Table 10. Recommended Exclusion Levels (Comment: During discussion with Prof. Clarke, he suggested that the Exclusion Levels in Table 10 could be each reduced by a factor of 10 to assure that they would be correctly applicable in all situations. The EGIR felt that such a reduction could be explored as an approach to address its other comments listed below. However, the implications of such a significant reduction would need to be well thought out and vetted before implementation.) (Comment: This table should be coherent with the recent IAEA work ( (Comment: The EGIR feels that the values proposed here are inconsistent with those proposed for radon in a previous chapter) (Comment: These numbers should be revisited. For example, EGIR members noted that using these numbers bananas can be excluded, but not K-supplements. Also, one member suggested that using these numbers for building materials could results in direct gamma dose - i.e. excluding radon dose - of on the order of 10 mSv/a. Even 10 times lower than this may be too high)

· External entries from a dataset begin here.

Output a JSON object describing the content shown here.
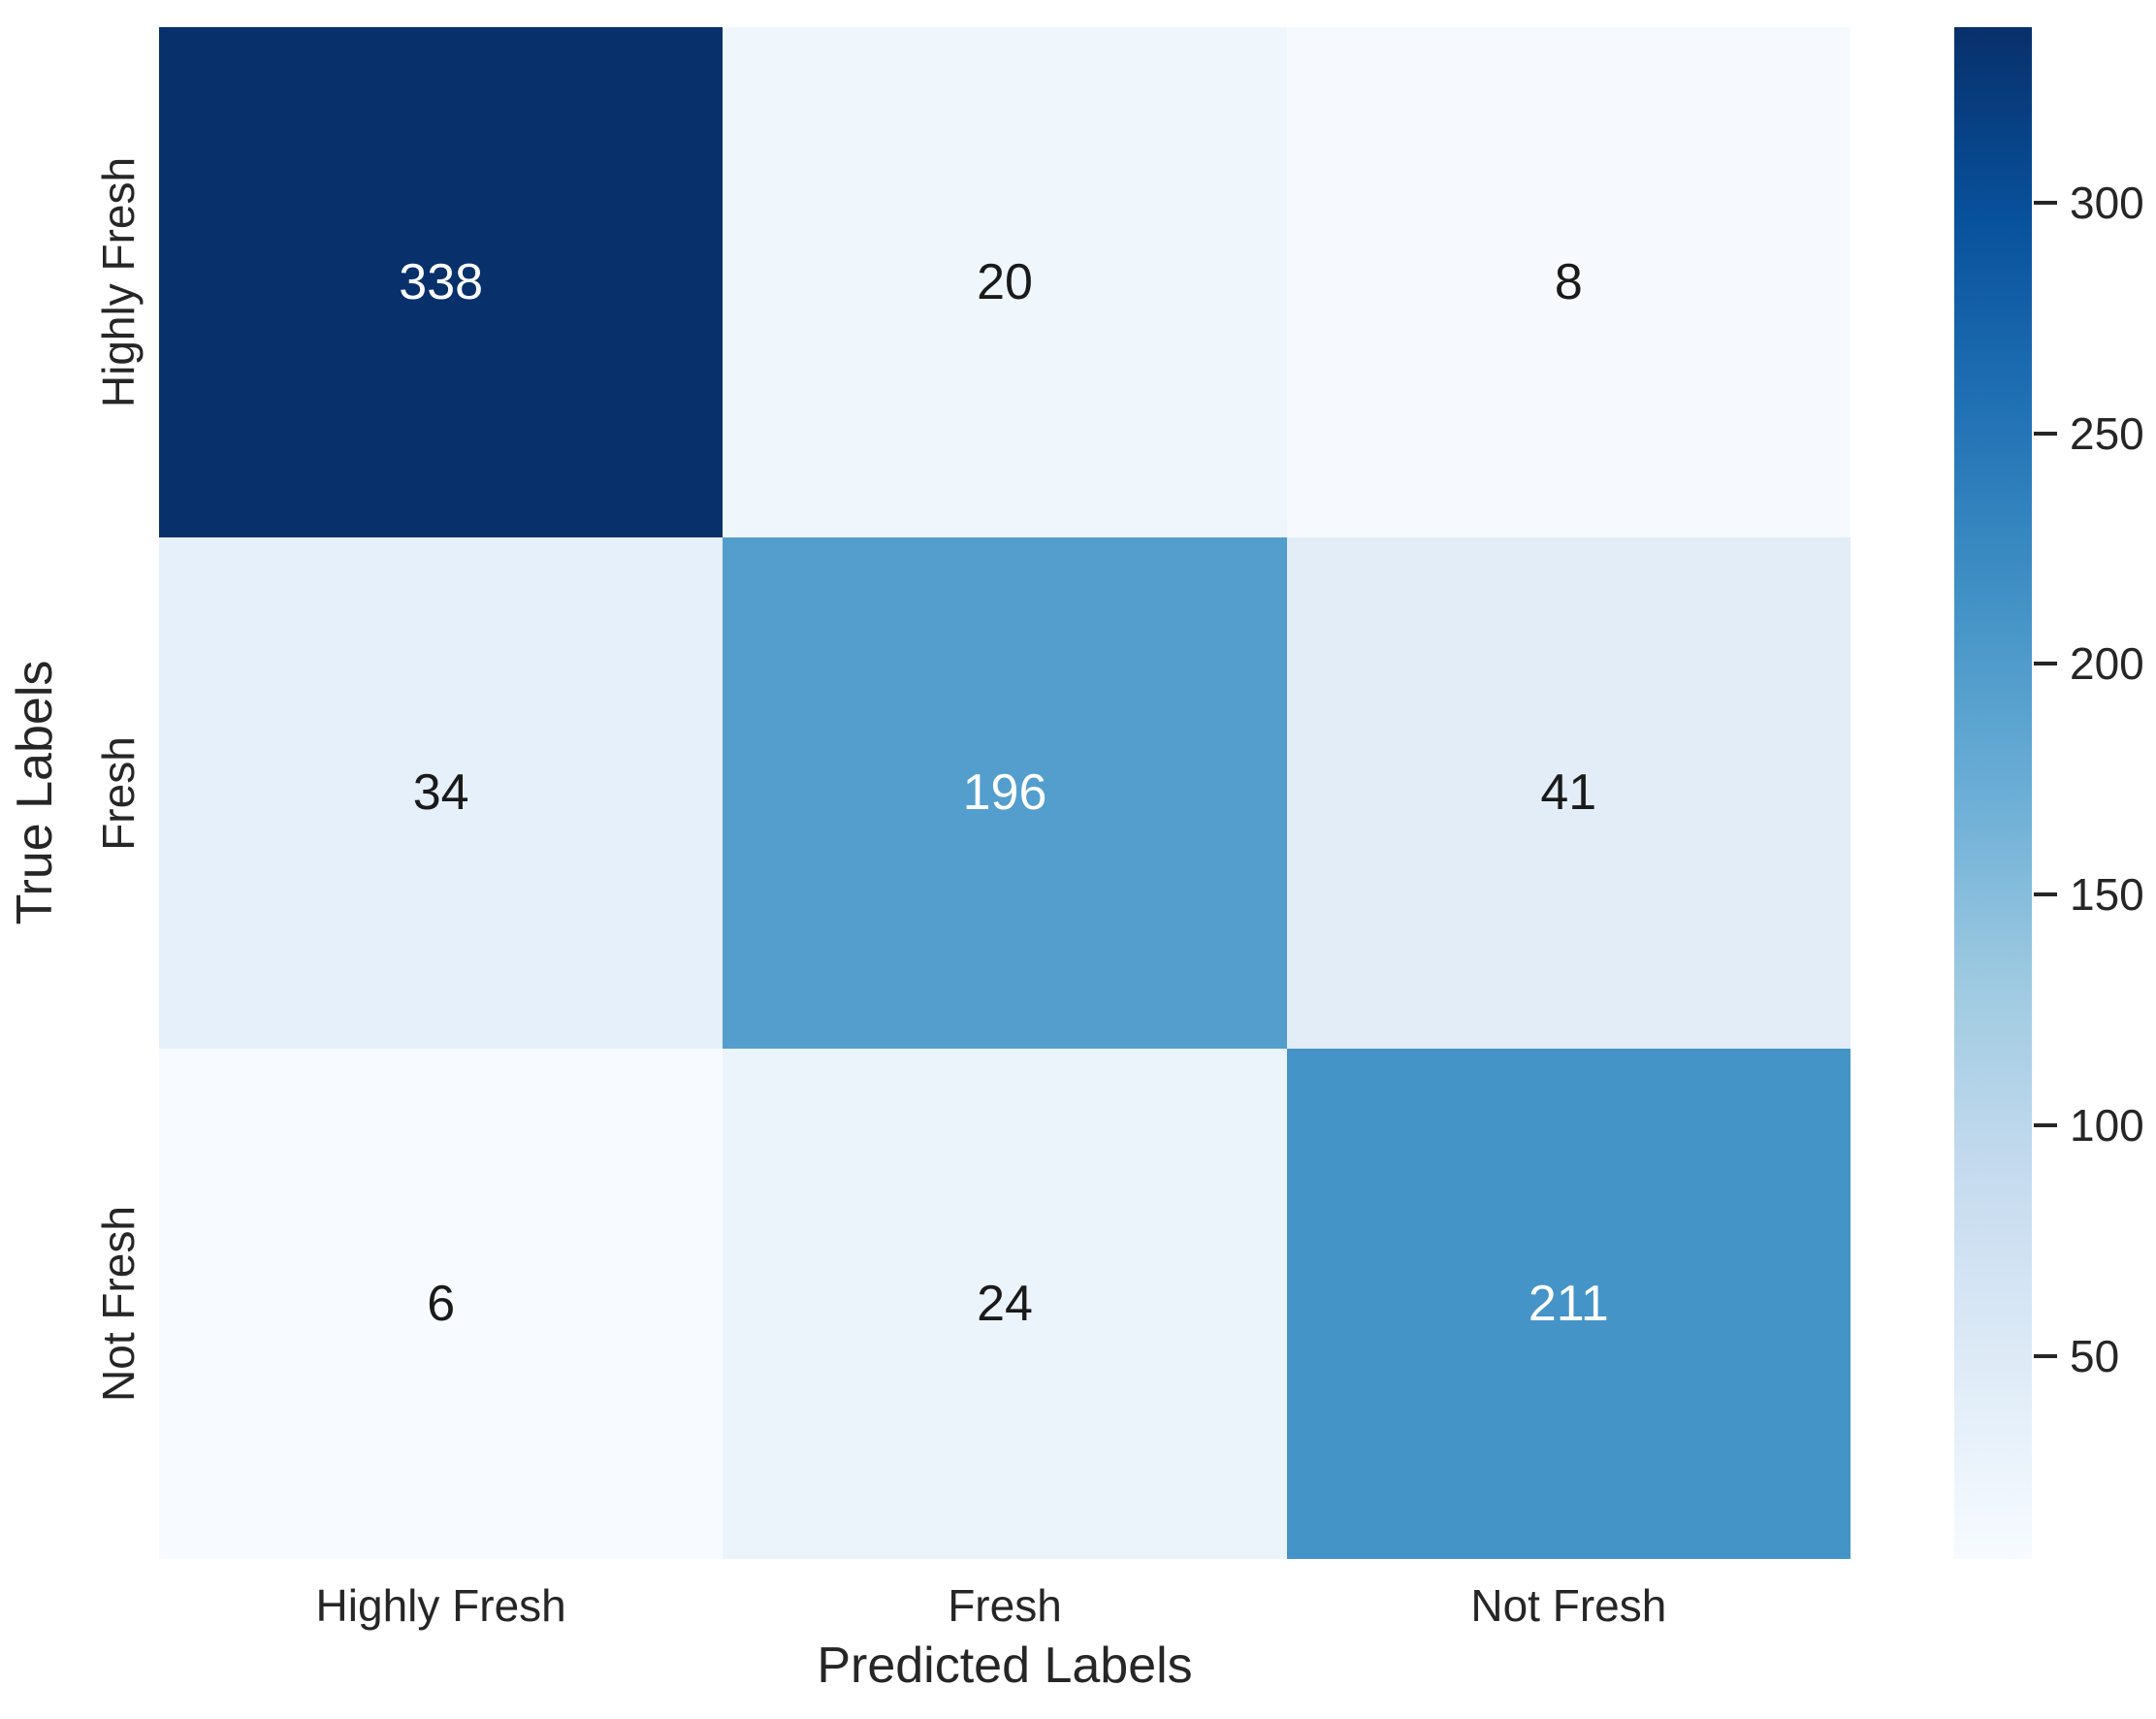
{
  "chart_data": {
    "type": "heatmap",
    "title": "",
    "xlabel": "Predicted Labels",
    "ylabel": "True Labels",
    "x_categories": [
      "Highly Fresh",
      "Fresh",
      "Not Fresh"
    ],
    "y_categories": [
      "Highly Fresh",
      "Fresh",
      "Not Fresh"
    ],
    "values": [
      [
        338,
        20,
        8
      ],
      [
        34,
        196,
        41
      ],
      [
        6,
        24,
        211
      ]
    ],
    "vmin": 6,
    "vmax": 338,
    "colormap": "Blues",
    "colorbar_ticks": [
      50,
      100,
      150,
      200,
      250,
      300
    ],
    "colorbar_position": "right",
    "grid": false,
    "cell_colors": [
      [
        "#08306b",
        "#eff6fc",
        "#f6fafe"
      ],
      [
        "#e6f0fa",
        "#539ecd",
        "#e2edf8"
      ],
      [
        "#f7fbff",
        "#ecf4fb",
        "#4594c7"
      ]
    ],
    "cell_text_colors": [
      [
        "#ffffff",
        "#1a1a1a",
        "#1a1a1a"
      ],
      [
        "#1a1a1a",
        "#ffffff",
        "#1a1a1a"
      ],
      [
        "#1a1a1a",
        "#1a1a1a",
        "#ffffff"
      ]
    ],
    "colormap_stops_top_to_bottom": [
      "#08306b",
      "#08519c",
      "#2171b5",
      "#4292c6",
      "#6baed6",
      "#9ecae1",
      "#c6dbef",
      "#deebf7",
      "#f7fbff"
    ],
    "label_color": "#262626"
  }
}
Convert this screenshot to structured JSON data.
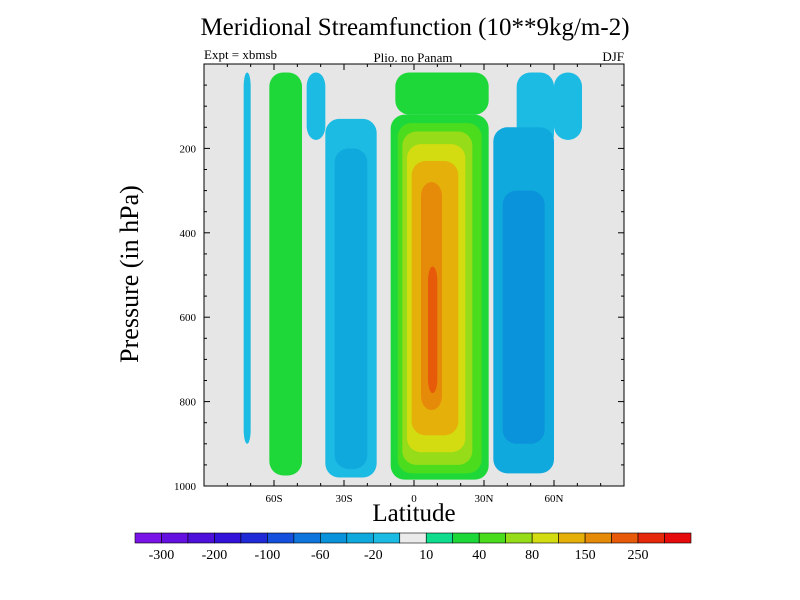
{
  "chart_data": {
    "type": "contour",
    "title": "Meridional Streamfunction (10**9kg/m-2)",
    "left_label": "Expt = xbmsb",
    "center_label": "Plio. no Panam",
    "right_label": "DJF",
    "xlabel": "Latitude",
    "ylabel": "Pressure (in hPa)",
    "xlim": [
      -90,
      90
    ],
    "ylim": [
      1000,
      0
    ],
    "x_tick_labels": [
      {
        "value": -60,
        "label": "60S"
      },
      {
        "value": -30,
        "label": "30S"
      },
      {
        "value": 0,
        "label": "0"
      },
      {
        "value": 30,
        "label": "30N"
      },
      {
        "value": 60,
        "label": "60N"
      }
    ],
    "y_ticks": [
      200,
      400,
      600,
      800,
      1000
    ],
    "background_color": "#e6e6e6",
    "levels": [
      -300,
      -250,
      -200,
      -150,
      -100,
      -80,
      -60,
      -40,
      -20,
      -10,
      10,
      20,
      40,
      60,
      80,
      100,
      150,
      200,
      250,
      300
    ],
    "level_colors": [
      "#7a13e6",
      "#6410e0",
      "#4d10db",
      "#3212d8",
      "#1f2ad6",
      "#1450db",
      "#0e75dd",
      "#0a92da",
      "#10a9dd",
      "#1cbbe3",
      "#ebebeb",
      "#10dc8e",
      "#1ed83a",
      "#4cdc1e",
      "#96dc18",
      "#d3dc10",
      "#e6b00a",
      "#e68a0a",
      "#e65a0a",
      "#e6280a",
      "#e60a0a"
    ],
    "colorbar_labels": [
      "-300",
      "-200",
      "-100",
      "-60",
      "-20",
      "10",
      "40",
      "80",
      "150",
      "250"
    ],
    "cells": [
      {
        "lat": [
          -73,
          -70
        ],
        "p": [
          20,
          900
        ],
        "value": -15
      },
      {
        "lat": [
          -62,
          -48
        ],
        "p": [
          20,
          975
        ],
        "value": 30
      },
      {
        "lat": [
          -46,
          -38
        ],
        "p": [
          20,
          180
        ],
        "value": -15
      },
      {
        "lat": [
          -38,
          -16
        ],
        "p": [
          130,
          980
        ],
        "value": -15
      },
      {
        "lat": [
          -34,
          -20
        ],
        "p": [
          200,
          960
        ],
        "value": -35
      },
      {
        "lat": [
          -8,
          32
        ],
        "p": [
          20,
          120
        ],
        "value": 30
      },
      {
        "lat": [
          -10,
          32
        ],
        "p": [
          120,
          985
        ],
        "value": 30
      },
      {
        "lat": [
          -7,
          29
        ],
        "p": [
          140,
          970
        ],
        "value": 50
      },
      {
        "lat": [
          -5,
          25
        ],
        "p": [
          160,
          950
        ],
        "value": 70
      },
      {
        "lat": [
          -3,
          22
        ],
        "p": [
          190,
          920
        ],
        "value": 90
      },
      {
        "lat": [
          -1,
          19
        ],
        "p": [
          230,
          880
        ],
        "value": 120
      },
      {
        "lat": [
          3,
          12
        ],
        "p": [
          280,
          820
        ],
        "value": 170
      },
      {
        "lat": [
          6,
          10
        ],
        "p": [
          480,
          780
        ],
        "value": 220
      },
      {
        "lat": [
          44,
          60
        ],
        "p": [
          20,
          200
        ],
        "value": -15
      },
      {
        "lat": [
          34,
          60
        ],
        "p": [
          150,
          970
        ],
        "value": -25
      },
      {
        "lat": [
          38,
          56
        ],
        "p": [
          300,
          900
        ],
        "value": -50
      },
      {
        "lat": [
          60,
          72
        ],
        "p": [
          20,
          180
        ],
        "value": -12
      }
    ]
  }
}
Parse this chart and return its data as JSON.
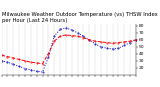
{
  "title": "Milwaukee Weather Outdoor Temperature (vs) THSW Index per Hour (Last 24 Hours)",
  "title_fontsize": 3.8,
  "background_color": "#ffffff",
  "plot_bg_color": "#ffffff",
  "grid_color": "#888888",
  "hours": [
    0,
    1,
    2,
    3,
    4,
    5,
    6,
    7,
    8,
    9,
    10,
    11,
    12,
    13,
    14,
    15,
    16,
    17,
    18,
    19,
    20,
    21,
    22,
    23
  ],
  "temp": [
    38,
    36,
    34,
    32,
    30,
    28,
    27,
    26,
    40,
    58,
    65,
    67,
    66,
    65,
    63,
    60,
    58,
    57,
    56,
    55,
    56,
    57,
    58,
    60
  ],
  "thsw": [
    30,
    28,
    25,
    22,
    19,
    17,
    15,
    14,
    35,
    65,
    75,
    77,
    74,
    70,
    65,
    60,
    54,
    50,
    48,
    47,
    48,
    52,
    56,
    60
  ],
  "temp_color": "#ff0000",
  "thsw_color": "#0000cc",
  "ylim": [
    10,
    82
  ],
  "xlim": [
    0,
    23
  ],
  "yticks": [
    20,
    30,
    40,
    50,
    60,
    70,
    80
  ],
  "ylabel_fontsize": 3.2,
  "tick_fontsize": 2.8,
  "lw_temp": 0.7,
  "lw_thsw": 0.7,
  "marker_size": 0.8,
  "vgrid_positions": [
    0,
    1,
    2,
    3,
    4,
    5,
    6,
    7,
    8,
    9,
    10,
    11,
    12,
    13,
    14,
    15,
    16,
    17,
    18,
    19,
    20,
    21,
    22,
    23
  ]
}
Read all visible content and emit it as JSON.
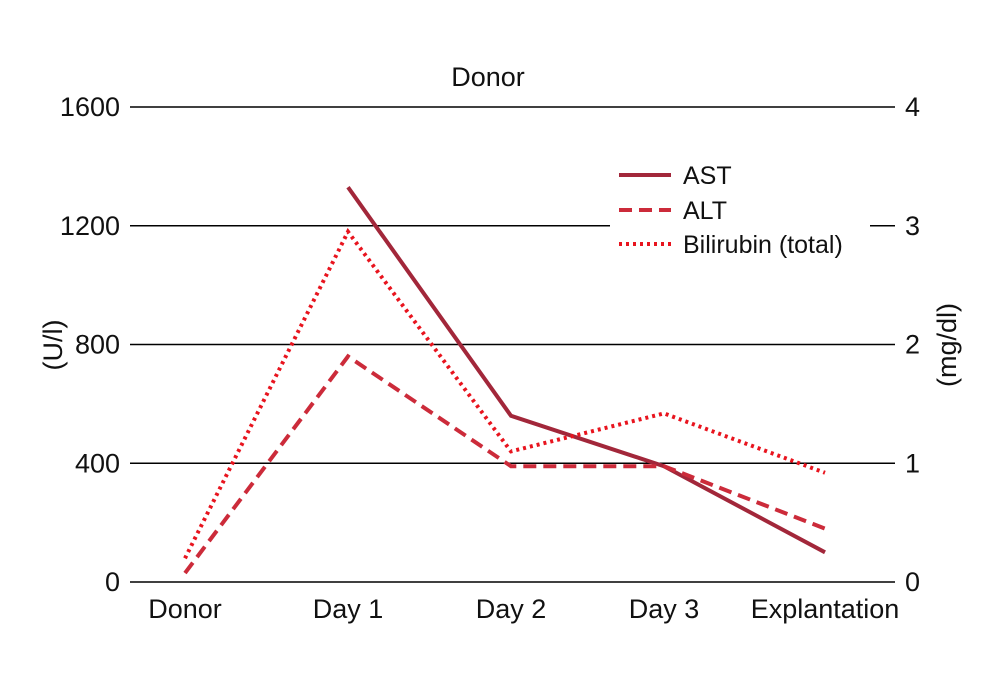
{
  "chart_data": {
    "type": "line",
    "title": "Donor",
    "categories": [
      "Donor",
      "Day 1",
      "Day 2",
      "Day 3",
      "Explantation"
    ],
    "y_left": {
      "label": "(U/l)",
      "ticks": [
        0,
        400,
        800,
        1200,
        1600
      ],
      "ylim": [
        0,
        1600
      ]
    },
    "y_right": {
      "label": "(mg/dl)",
      "ticks": [
        0,
        1,
        2,
        3,
        4
      ],
      "ylim": [
        0,
        4
      ]
    },
    "grid": "horizontal",
    "legend_position": "top-right",
    "series": [
      {
        "name": "AST",
        "axis": "left",
        "style": "solid",
        "color": "#a2273a",
        "values": [
          null,
          1330,
          560,
          390,
          100
        ]
      },
      {
        "name": "ALT",
        "axis": "left",
        "style": "dashed",
        "color": "#cc2b3a",
        "values": [
          30,
          760,
          390,
          390,
          180
        ]
      },
      {
        "name": "Bilirubin (total)",
        "axis": "right",
        "style": "dotted",
        "color": "#e8141e",
        "values": [
          0.2,
          2.95,
          1.1,
          1.42,
          0.92
        ]
      }
    ]
  }
}
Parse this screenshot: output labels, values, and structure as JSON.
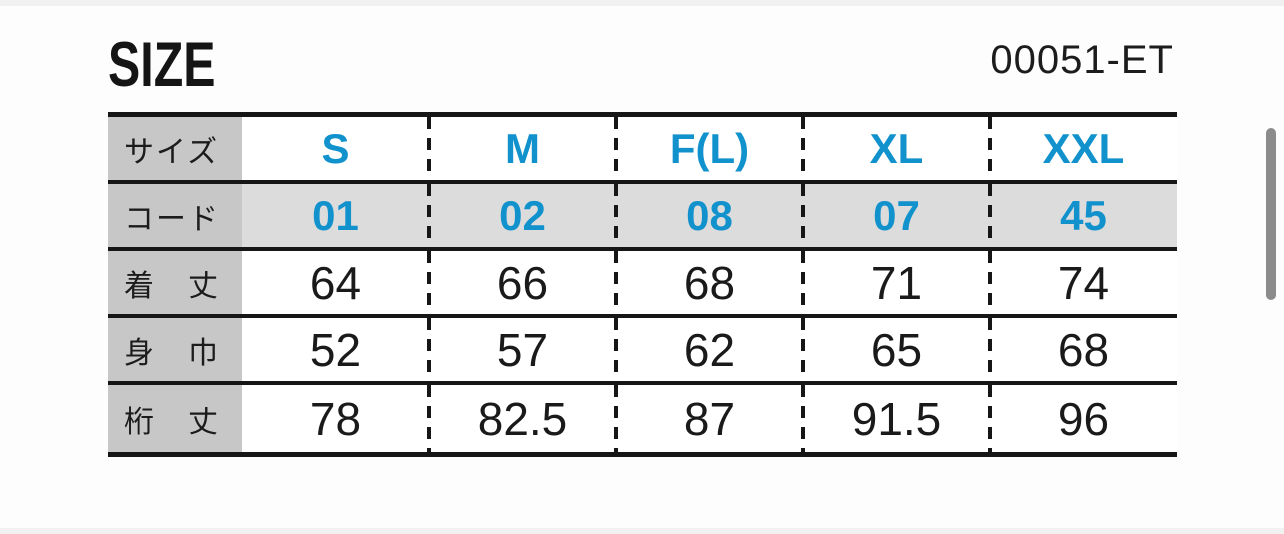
{
  "page": {
    "title": "SIZE",
    "product_code": "00051-ET"
  },
  "colors": {
    "accent_blue": "#1192cc",
    "label_cell_bg": "#c7c7c7",
    "code_row_bg": "#dcdcdc",
    "grid_line": "#161616",
    "scrollbar_gray": "#8b8b8b"
  },
  "size_table": {
    "size_row_label": "サイズ",
    "code_row_label": "コード",
    "sizes": [
      "S",
      "M",
      "F(L)",
      "XL",
      "XXL"
    ],
    "codes": [
      "01",
      "02",
      "08",
      "07",
      "45"
    ],
    "measurements": [
      {
        "label": "着　丈",
        "values": [
          "64",
          "66",
          "68",
          "71",
          "74"
        ]
      },
      {
        "label": "身　巾",
        "values": [
          "52",
          "57",
          "62",
          "65",
          "68"
        ]
      },
      {
        "label": "桁　丈",
        "values": [
          "78",
          "82.5",
          "87",
          "91.5",
          "96"
        ]
      }
    ]
  }
}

Nuclides Exclusion activity concentration
Artificial α-emitters 0.01 Bq g-1
Artificial β/γ emitters 0.1 Bq g-1
Head of chain activity level†, 238U, 232Th 1.0 Bq g-1
40K 10 Bq g-1
† For 238U and 232Th chains, this value also applies to any nuclide in a chain that is not in secular equilibrium excluding 222Rn and daughters in air which in all situations are controlled separately.
9. MEDICAL EXPOSURE
(213) First and most important, the limitation of the dose to the individual patient is not recommended because it may, by reducing the effectiveness of the patient’s diagnosis or treatment, do more harm than good. The emphasis is then on the justification of the medical procedures (Comment: Should also emphasise that Optimisation is a key principle), (insert: and on optimisation of the implementation of patient exposures.) The recommendations do apply to the exposures of workers in medical services and members of the public. For both these classes, some changes of emphasis have to be considered. The constraints in Chapter 6.4, above, should apply to the workers and members of the public, but it should be recognised that some exposures have to be incurred in the care and support of patients. Members of the public may also be exposed in the course of caring for patients at home.